Ignorance Is Bliss: Fredrick Douglass’ Search for Freedom through Knowledge
In the Narrative of the Life of Fredrick Douglass, an American Slave, Written by Himself Douglass writes about his life as a slave and his effort to educate both white and black men, about the nature of slavery, and its inherent injustice. Throughout his text, Douglass places a very high value on knowledge and education. It becomes obvious to the reader that very early on in his life knowledge and education become somewhat of a symbol to him; a symbol of power and freedom. This principle is seen throughout the novel, both during his enslavement as well as after his escape from slavery. Ultimately, it is Douglass’ continual pursuit of knowledge that leads to his liberation from slavery.
Douglass’ text begins with him sharing his lack of knowledge about his birth. Douglass’ mother would not reveal the name of his father, and his birth date was a mystery that weighed him down, as was kept a mystery to most slaves. He writes that “A want of information concerning my own [age] was a source of unhappiness of me even during childhood. The white children could tell their ages. I could not tell why I ought to be deprived of the same privilege” (Douglass 12). Whites purposefully imposed this lack of knowledge upon slave children as another way to keep them ignorant and submissive. Douglass was never willing to coincide with these expectations of ignorance held by his slave owners.

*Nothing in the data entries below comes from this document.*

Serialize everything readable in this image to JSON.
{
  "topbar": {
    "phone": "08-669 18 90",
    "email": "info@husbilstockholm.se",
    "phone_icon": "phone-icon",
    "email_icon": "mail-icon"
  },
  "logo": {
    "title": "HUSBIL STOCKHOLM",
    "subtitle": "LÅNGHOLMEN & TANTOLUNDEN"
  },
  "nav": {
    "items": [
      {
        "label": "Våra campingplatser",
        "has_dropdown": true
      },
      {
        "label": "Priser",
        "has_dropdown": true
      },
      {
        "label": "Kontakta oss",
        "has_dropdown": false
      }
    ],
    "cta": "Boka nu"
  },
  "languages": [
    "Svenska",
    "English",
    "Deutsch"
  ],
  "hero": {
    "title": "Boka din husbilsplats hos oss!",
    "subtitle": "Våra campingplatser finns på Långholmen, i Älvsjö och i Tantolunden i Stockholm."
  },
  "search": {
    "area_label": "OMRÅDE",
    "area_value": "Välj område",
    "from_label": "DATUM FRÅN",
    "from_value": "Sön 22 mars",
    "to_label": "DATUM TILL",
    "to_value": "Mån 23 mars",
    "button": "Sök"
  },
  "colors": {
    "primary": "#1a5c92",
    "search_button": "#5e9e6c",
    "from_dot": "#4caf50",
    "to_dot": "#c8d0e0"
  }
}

One of Douglass’ mistresses while he was enslaved was a kind white woman, Ms. Auld. During the time he spent living with her and her husband, he “learned the importance of knowledge – that it was the pathway to freedom” through her and her husband. Mrs. Auld began to teach Douglass his ABC’s and how to write a few short words, that is until her husband found out about it. Mr. Auld was livid when he caught her beginning to educate a young slave boy. He informed her that “‘[l]earning would spoil the best nigger in the world . . . if you teach that nigger how to read, there would be no keeping him. It would forever unfit him to be a slave. He would at once become unmanageable, and of no value to his master’” (Douglass 29). This speech demonstrates that the white man acknowledges the power of education, and the direct efforts to keep the black man uneducated and therefore weak—somewhat animalistic. This speech poses as a turning point in Douglass’ life.
The ideals that Mr. Auld preached as being the “evils of education” for African American slaves were the exact things that Douglass desired for himself. He wanted to be ‘unkeepable,’ and unfit for slavery. He states that “From that moment, I understood the pathway from slavery to freedom” (Douglass 29). Education became his main goal, his stepping-stone to becoming a free man.
It seems that the very thing that Mr. Auld feared would become of an educated slave did become of Douglass. The knowledge that he gained through reading made him even more displeasured with his own situation in life. As a result of this, he began to formulate ideas of escaping to the north, where he would be able to live as a free man.
Even after Douglass achieves his freedom, he still sees education as a foundation of power and enlightenment. The various speeches that Douglass made in his lifetime and his many writings all attempt to educate people about the negatives of slavery; he seeks to show them the ill effects that this institution has had on African Americans, as well as on white people. It seems that in writing his narrative, Douglass is taking back some of the power that his white masters stole from him over the years; he is engaging in a role-reversal of sorts. He is using the education that he gained in secret, against the will of his masters, to educate others and assert his own power over the white man.
Douglass’ Narrative shows how Douglass’ desire for knowledge became the agent which eventually led him to his freedom from slavery. Even after he has escaped from the hold of his former white masters, he still focuses his life around education and the task of educating others about the harsh realities of slavery. Douglass has become a hero among African Americans, a man who possessed not only the intelligence required to recognize the injustice of slavery and reveal it to others, but also the courage to fight against society, thereby making life a little easier for those who would later follow in his footsteps.